How to Get Me To Tell You To Fuck Off (Online Dating Edition)

These are the emails that try women’s souls.

1. Tell me that, since we’ve both given each other 3 or more stars, I should stop answering everyone else’s emails and focus just on you. (Note: This is your first email to me ever.)

2. Email me this: “Very pretty. Now let’s c u.” (Email back: “Very ballsy. Now let’s kick u in the nuts.”)

3. Tell me you’re in town for the weekend – you live in Australia or in Tahiti or in the McMurdo Station –, and you’re feeling lonely, so will I meet you at 8pm at Such and Such and place tonight for dinner? (Nothing flatters a woman more than being mistaken for an escort.)

4. Let me know that you’re free tomorrow (Saturday night) and I seem really spontaneous so let’s just meet at 10pm at Such and Such a Place you’ve picked. (Note: 2nd email, we’ve never spoken on the phone and we never even discussed meeting. Nothing’s hotter than a total stranger who assumes I’ll drop my weekend plans just for him. And if I end up ingesting a roofie and getting raped on the floor of a public bathroom, well, hell, you gotta live dangerously.)

5. Ask me if I’m open to a Friends With Benefits situation. (This is not the beginning of a beautiful friendship.)

6. Tell me you’re married and looking for a discrete “friend” who “understands” your “special situation” and I seem so “kind.” (Thank you for confusing me with a doormat.)

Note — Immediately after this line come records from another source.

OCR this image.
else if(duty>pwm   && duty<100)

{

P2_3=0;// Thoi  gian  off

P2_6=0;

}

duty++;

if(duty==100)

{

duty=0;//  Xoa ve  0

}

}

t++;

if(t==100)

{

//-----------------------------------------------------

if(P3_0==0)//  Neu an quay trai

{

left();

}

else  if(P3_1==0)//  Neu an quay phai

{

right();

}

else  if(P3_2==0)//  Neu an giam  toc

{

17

7. Contact me several times even though I don’t answer because all of your pictures are of you in Troll wigs, or in superhero outfits, or in a Speedo, or pointing a gun at the camera. Or your profile is a screed against “feminazis” and women who hate “nice guys”. Or a perfect storm of all of the above. Keep insisting that I give you a chance because you really feel we might be “soulmates”.

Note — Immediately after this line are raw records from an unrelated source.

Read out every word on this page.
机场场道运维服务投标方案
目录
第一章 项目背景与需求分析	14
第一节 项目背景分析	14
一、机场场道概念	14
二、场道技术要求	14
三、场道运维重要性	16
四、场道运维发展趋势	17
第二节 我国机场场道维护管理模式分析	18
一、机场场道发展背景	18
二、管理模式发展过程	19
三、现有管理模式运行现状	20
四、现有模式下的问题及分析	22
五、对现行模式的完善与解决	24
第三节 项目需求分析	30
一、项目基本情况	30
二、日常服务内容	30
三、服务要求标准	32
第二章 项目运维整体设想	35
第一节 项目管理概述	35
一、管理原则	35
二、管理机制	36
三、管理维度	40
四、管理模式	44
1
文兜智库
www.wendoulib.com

8. Ask me if I’m into younger men. You’re looking for a “mentor”, wink wink nudge nudge! (You’re 17. Nothing ruins a first date like statutory rape and a call from your Mom.)

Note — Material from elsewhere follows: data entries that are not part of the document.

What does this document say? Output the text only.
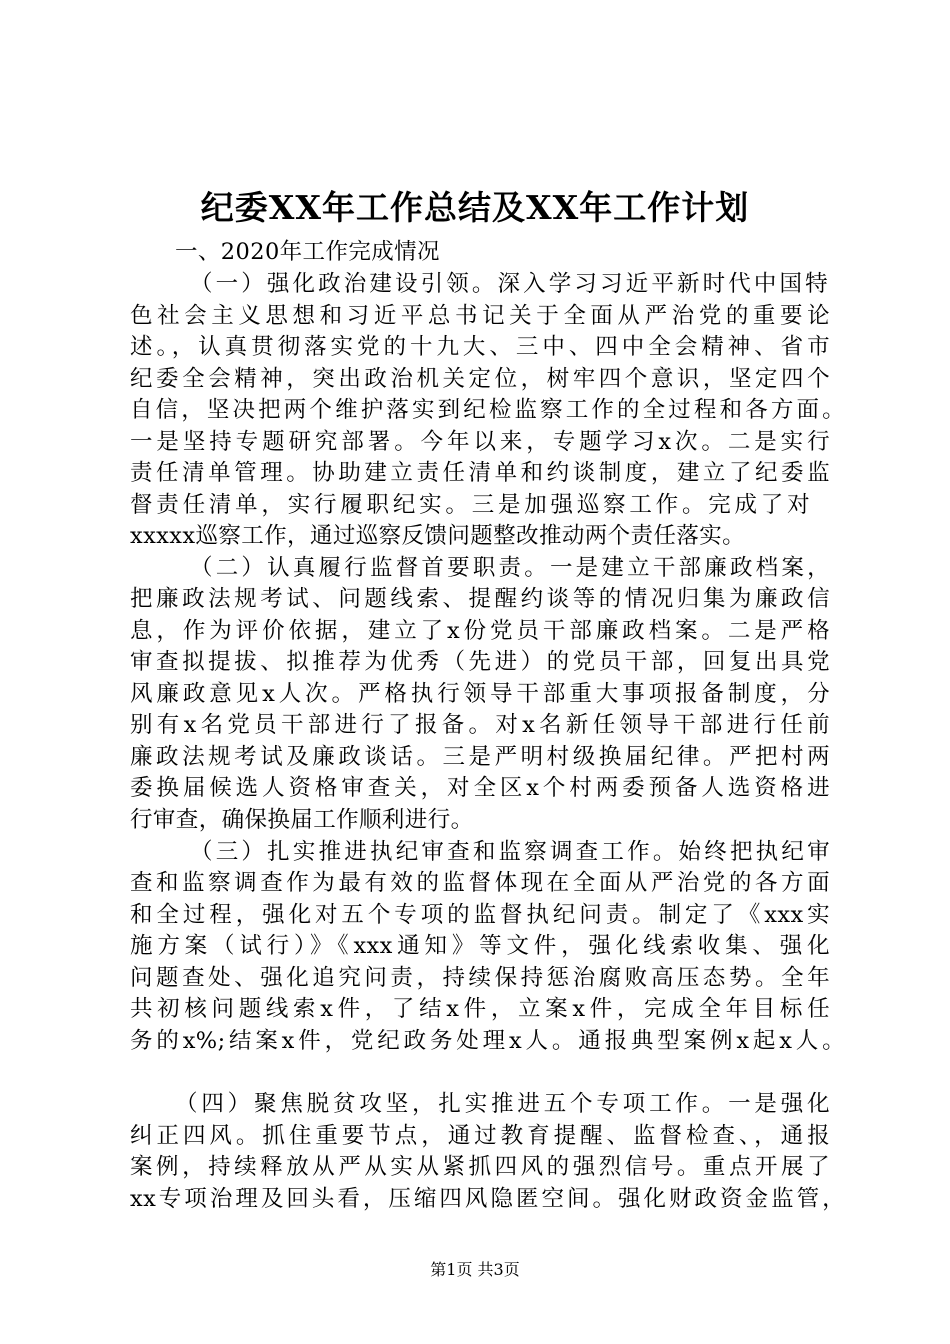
纪委XX年工作总结及XX年工作计划
一、2020年工作完成情况
（一）强化政治建设引领。深入学习习近平新时代中国特
色社会主义思想和习近平总书记关于全面从严治党的重要论
述。，认真贯彻落实党的十九大、三中、四中全会精神、省市
纪委全会精神，突出政治机关定位，树牢四个意识，坚定四个
自信，坚决把两个维护落实到纪检监察工作的全过程和各方面。
一是坚持专题研究部署。今年以来，专题学习x次。二是实行
责任清单管理。协助建立责任清单和约谈制度，建立了纪委监
督责任清单，实行履职纪实。三是加强巡察工作。完成了对
xxxxx巡察工作，通过巡察反馈问题整改推动两个责任落实。
（二）认真履行监督首要职责。一是建立干部廉政档案，
把廉政法规考试、问题线索、提醒约谈等的情况归集为廉政信
息，作为评价依据，建立了x份党员干部廉政档案。二是严格
审查拟提拔、拟推荐为优秀（先进）的党员干部，回复出具党
风廉政意见x人次。严格执行领导干部重大事项报备制度，分
别有x名党员干部进行了报备。对x名新任领导干部进行任前
廉政法规考试及廉政谈话。三是严明村级换届纪律。严把村两
委换届候选人资格审查关，对全区x个村两委预备人选资格进
行审查，确保换届工作顺利进行。
（三）扎实推进执纪审查和监察调查工作。始终把执纪审
查和监察调查作为最有效的监督体现在全面从严治党的各方面
和全过程，强化对五个专项的监督执纪问责。制定了《xxx实
施方案（试行）》《xxx通知》等文件，强化线索收集、强化
问题查处、强化追究问责，持续保持惩治腐败高压态势。全年
共初核问题线索x件，了结x件，立案x件，完成全年目标任
务的x%;结案x件，党纪政务处理x人。通报典型案例x起x人。
（四）聚焦脱贫攻坚，扎实推进五个专项工作。一是强化
纠正四风。抓住重要节点，通过教育提醒、监督检查、，通报
案例，持续释放从严从实从紧抓四风的强烈信号。重点开展了
xx专项治理及回头看，压缩四风隐匿空间。强化财政资金监管，
第1页 共3页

9. Ask me if I’m into older men. It could be really “fun,” wink wink nudge nudge! (You’re 77. Nothing ruins a first date like a Viagra overdose.)

10. Let me know that you’re willing to go out with me, even though I’m really too old for you – we’re the same age or you’re older –, and I look pretty good even though I’m “no spring chicken”. Clarify: Are my pictures recent?

11. Attempt to engage me in a very intellectual, “hypothetical” discussion about sexual practices.